You do a little of it, then compare yourself against statistical norms.

For instance, I have a talent at playing the piano. I took lessons for around
10 years. At the end, I was able to compete against other people who took the
same amount of lessons and win a scholarship. Now -- I did not continue
developing that talent, so compared to say, a concert pianist, I'm a complete
musical idiot. I know enough to be dangerous. But of course, looking at some
guy on the street playing the kazoo, he's the idiot compared to me, etc.

Same goes with languages. Usually there are standard ways of teaching language
concepts. You apply the teaching for a small amount of time (say an hour or a
few days) and then compare with statistical averages.

It's not foolproof, but it's more right than wrong. That's how statistics
work.

This work-vs-talent equation works at all levels. I knew a guy who became a
supervisor for around 30 employees. Smart guy, knew his stuff, but he couldn't
spell. He, quite frankly, looked stupid compared to most of the people who
worked for him. So he took the time and boned up on his spelling.
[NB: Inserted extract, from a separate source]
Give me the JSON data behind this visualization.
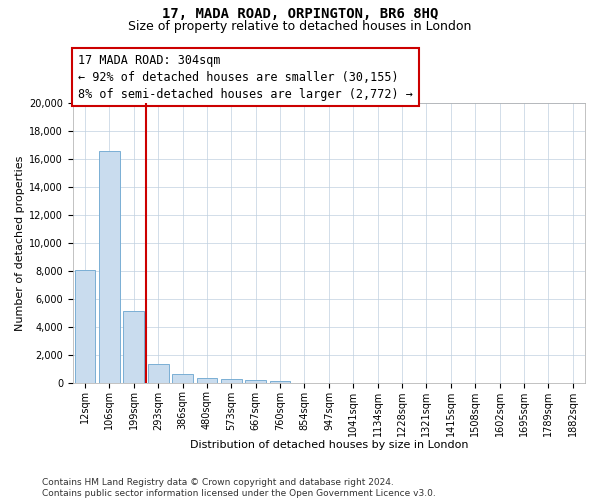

He was no
more stupid than I am -- smarter in a lot of ways -- but he just didn't see
the point in emphasizing spelling until later in life.

You're always stupid compared to something else. The word "stupid" doesn't
exist in a vacuum. There's always some subtext involved when you use it.

------
10ren
_Point of view is worth 80 IQ points_

------
iuguy
Stupider is not a real word. Using words like 'Stupider' or 'Stupidest' are
stupid.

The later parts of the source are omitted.